A cyclic process is a series of transformations that take the gas back to its original state. These form a closed loop on a $$pV$$ diagram.

A simple cyclic process involves:

1. Isobaric expansion - work is done on the surroundings
2. Isovolumetric cooling
3. Isobaric compression - work is done on the gas
4. Isovolumetric heating

Since $$W=p\Delta V$$, the area between a line on the $$pV$$ diagram and the $$V$$ axis gives work done. The net work done during a cyclic process is given by the enclosed area.

We can show the net work done using a Sankey diagram.

#### Thermal efficiency

The dimensionless quantity, thermal efficiency, of any mechanical process is defined as the ratio of the useful work done to the total energy input:

$$\eta={\textrm{useful work done}\over \textrm{energy input}}$$

For a heat engine:

• Energy input is $$Q_\textrm{H}$$
• Work done is $$W_\textrm{out}=Q_\textrm{H}-Q_\textrm{C}$$

$$\eta={Q_\textrm{H}-Q_\textrm{C}\over Q_\textrm{H}}=1-{Q_\textrm{C}\over Q_\textrm{H}}$$

#### Carnot cycle

The most efficient cyclic process is known as the Carnot cycle. This involves:

1. Isothermal expansion - work is done on the surroundings
2. Adiabatic expansion - work is done on the surroundings
3. Isothermal compression - work is done on the gas
4. Adiabatic compression - work is done on the gas

Note that you may be required to calculate the work done during any part of the process using the 'counting squares' method.

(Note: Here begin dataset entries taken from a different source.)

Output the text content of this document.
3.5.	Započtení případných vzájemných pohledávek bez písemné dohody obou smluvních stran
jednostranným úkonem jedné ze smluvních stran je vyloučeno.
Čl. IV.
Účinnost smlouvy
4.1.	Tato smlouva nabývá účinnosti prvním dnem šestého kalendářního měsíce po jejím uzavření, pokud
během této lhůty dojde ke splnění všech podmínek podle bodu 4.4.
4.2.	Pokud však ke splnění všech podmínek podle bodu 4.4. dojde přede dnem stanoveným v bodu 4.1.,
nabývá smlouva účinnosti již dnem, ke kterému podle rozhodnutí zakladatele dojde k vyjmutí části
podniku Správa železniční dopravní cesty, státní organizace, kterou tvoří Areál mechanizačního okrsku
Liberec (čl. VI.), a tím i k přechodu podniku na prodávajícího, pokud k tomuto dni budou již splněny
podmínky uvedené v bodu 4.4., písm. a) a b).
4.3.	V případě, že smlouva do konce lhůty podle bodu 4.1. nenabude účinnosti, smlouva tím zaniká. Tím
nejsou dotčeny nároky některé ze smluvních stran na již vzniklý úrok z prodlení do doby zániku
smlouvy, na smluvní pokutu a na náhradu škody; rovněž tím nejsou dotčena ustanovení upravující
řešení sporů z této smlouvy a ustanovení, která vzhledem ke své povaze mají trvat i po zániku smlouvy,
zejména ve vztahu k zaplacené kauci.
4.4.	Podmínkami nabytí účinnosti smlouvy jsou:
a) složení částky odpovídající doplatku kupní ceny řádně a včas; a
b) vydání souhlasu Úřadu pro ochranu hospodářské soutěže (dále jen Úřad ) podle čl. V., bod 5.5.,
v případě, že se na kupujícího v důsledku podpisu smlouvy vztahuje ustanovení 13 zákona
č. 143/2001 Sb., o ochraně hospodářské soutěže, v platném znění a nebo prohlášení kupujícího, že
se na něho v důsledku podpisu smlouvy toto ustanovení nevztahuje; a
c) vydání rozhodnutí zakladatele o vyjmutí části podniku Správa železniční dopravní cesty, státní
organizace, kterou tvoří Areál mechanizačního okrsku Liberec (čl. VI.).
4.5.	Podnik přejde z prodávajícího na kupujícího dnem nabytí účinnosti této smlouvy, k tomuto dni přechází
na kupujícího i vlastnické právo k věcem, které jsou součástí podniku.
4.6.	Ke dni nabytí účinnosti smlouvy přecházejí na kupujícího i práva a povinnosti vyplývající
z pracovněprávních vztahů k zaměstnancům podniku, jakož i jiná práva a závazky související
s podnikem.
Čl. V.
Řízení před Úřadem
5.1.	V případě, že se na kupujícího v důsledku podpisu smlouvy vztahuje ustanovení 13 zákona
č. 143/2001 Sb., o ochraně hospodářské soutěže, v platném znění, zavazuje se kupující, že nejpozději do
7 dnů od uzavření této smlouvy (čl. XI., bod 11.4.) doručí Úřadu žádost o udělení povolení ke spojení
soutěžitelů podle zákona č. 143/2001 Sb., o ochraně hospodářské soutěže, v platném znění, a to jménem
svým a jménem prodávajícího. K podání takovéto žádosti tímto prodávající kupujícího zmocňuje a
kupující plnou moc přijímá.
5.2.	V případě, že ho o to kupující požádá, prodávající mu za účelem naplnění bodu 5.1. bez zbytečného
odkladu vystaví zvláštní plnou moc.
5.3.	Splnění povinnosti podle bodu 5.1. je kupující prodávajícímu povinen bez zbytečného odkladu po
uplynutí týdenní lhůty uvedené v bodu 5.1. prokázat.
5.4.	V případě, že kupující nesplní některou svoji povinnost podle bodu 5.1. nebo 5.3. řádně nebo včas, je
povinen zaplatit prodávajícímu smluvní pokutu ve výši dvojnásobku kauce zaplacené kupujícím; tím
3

This is a little arduous!

• Calculate the size represented by one square using the bottom left square on the axes
• Count the squares enclosed in the area required and multiply

To calculate the thermal efficiency we must consider entropy.

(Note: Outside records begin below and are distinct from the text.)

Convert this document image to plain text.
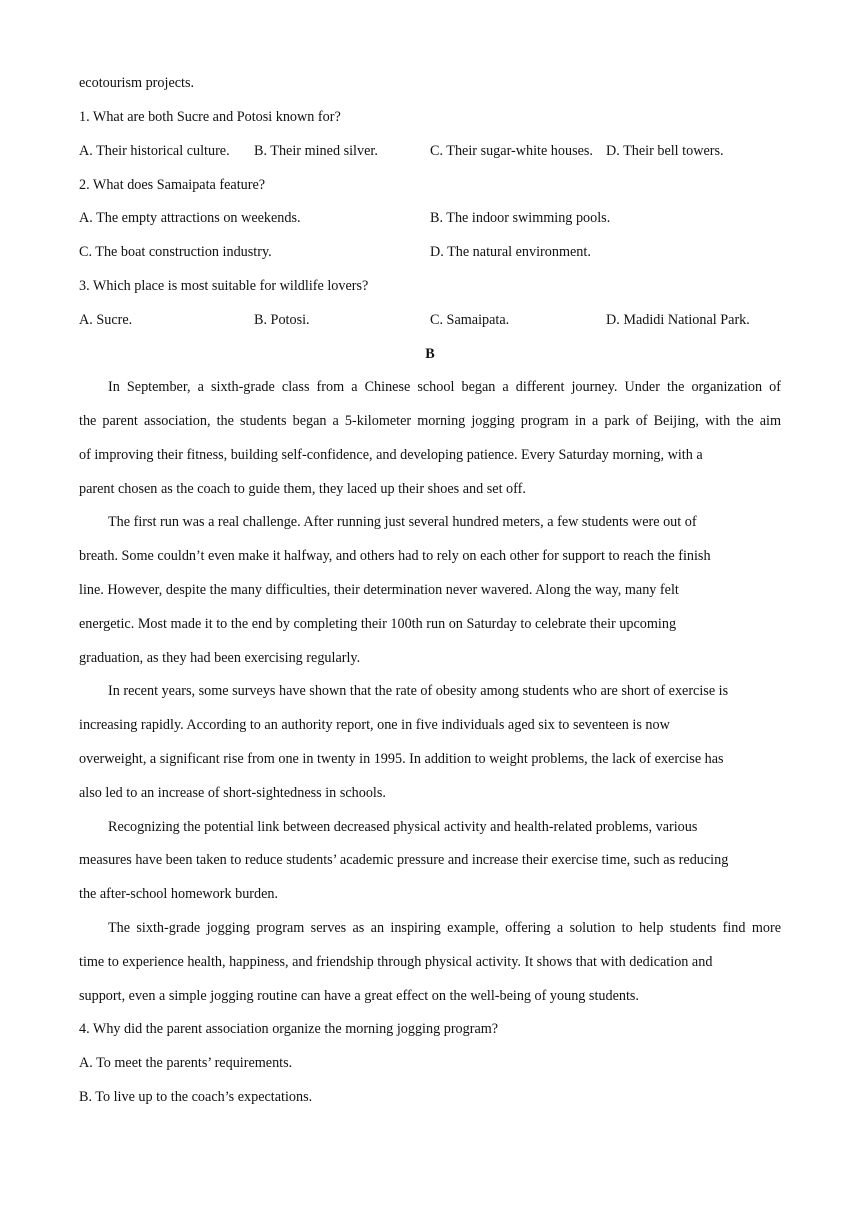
ecotourism projects.
1. What are both Sucre and Potosi known for?
A. Their historical culture. B. Their mined silver.	C. Their sugar-white houses. D. Their bell towers.
2. What does Samaipata feature?
A. The empty attractions on weekends.	B. The indoor swimming pools.
C. The boat construction industry.	D. The natural environment.
3. Which place is most suitable for wildlife lovers?
A. Sucre.	B. Potosi.	C. Samaipata.	D. Madidi National Park.
B
In September, a sixth-grade class from a Chinese school began a different journey. Under the organization of
the parent association, the students began a 5-kilometer morning jogging program in a park of Beijing, with the aim
of improving their fitness, building self-confidence, and developing patience. Every Saturday morning, with a
parent chosen as the coach to guide them, they laced up their shoes and set off.
The first run was a real challenge. After running just several hundred meters, a few students were out of
breath. Some couldn’t even make it halfway, and others had to rely on each other for support to reach the finish
line. However, despite the many difficulties, their determination never wavered. Along the way, many felt
energetic. Most made it to the end by completing their 100th run on Saturday to celebrate their upcoming
graduation, as they had been exercising regularly.
In recent years, some surveys have shown that the rate of obesity among students who are short of exercise is
increasing rapidly. According to an authority report, one in five individuals aged six to seventeen is now
overweight, a significant rise from one in twenty in 1995. In addition to weight problems, the lack of exercise has
also led to an increase of short-sightedness in schools.
Recognizing the potential link between decreased physical activity and health-related problems, various
measures have been taken to reduce students’ academic pressure and increase their exercise time, such as reducing
the after-school homework burden.
The sixth-grade jogging program serves as an inspiring example, offering a solution to help students find more
time to experience health, happiness, and friendship through physical activity. It shows that with dedication and
support, even a simple jogging routine can have a great effect on the well-being of young students.
4. Why did the parent association organize the morning jogging program?
A. To meet the parents’ requirements.
B. To live up to the coach’s expectations.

The total change in entropy, $$\Delta S=\Delta S_1+\Delta S_2+\Delta S_3+\Delta S_4$$

Since stages 2 and 4 are adiabatic, $$Q=0$$ and so $$\Delta S _2 = \Delta S_4=0$$

Stages 1 and 3 take place at constant temperature, so $$\Delta S_1 = {Q_\textrm{H} \over T_\textrm{H}}$$ and $$\Delta S_3 = {Q_\textrm{C} \over T_\textrm{C}}$$

Since the Carnot cycle is a reversible process, $$\Delta S = {Q_\textrm{H} \over T_\textrm{H}} - {Q_\textrm{C} \over T_\textrm{C}} = 0$$

$${Q_\textrm{H} \over T_\textrm{H}} = {Q_\textrm{C} \over T_\textrm{C}} \Rightarrow {Q_\textrm{C} \over Q_\textrm{H}} = {T_\textrm{C} \over T_\textrm{H}}$$

Substituting into the general equation for thermal efficiency of a heat engine:

$$\eta_\textrm{Carnot}=1-{T_\textrm{cold}\over T_\textrm{hot}}$$

The equation for thermal efficiency for a Carnot cycle makes clear that we can approach but never attain 100% efficiency. To do so we would need to have a high temperature thermal energy store approaching infinity or a low temperature thermal energy sink approaching absolute zero:

• If $$T_\textrm{hot} \rightarrow \infty$$$$\eta \rightarrow1$$
• If $$T_\textrm{cold}\rightarrow 0 \textrm{K}$$$$\eta \rightarrow1$$

At the operating temperatures provided, the Carnot cycle is the most efficient process possible.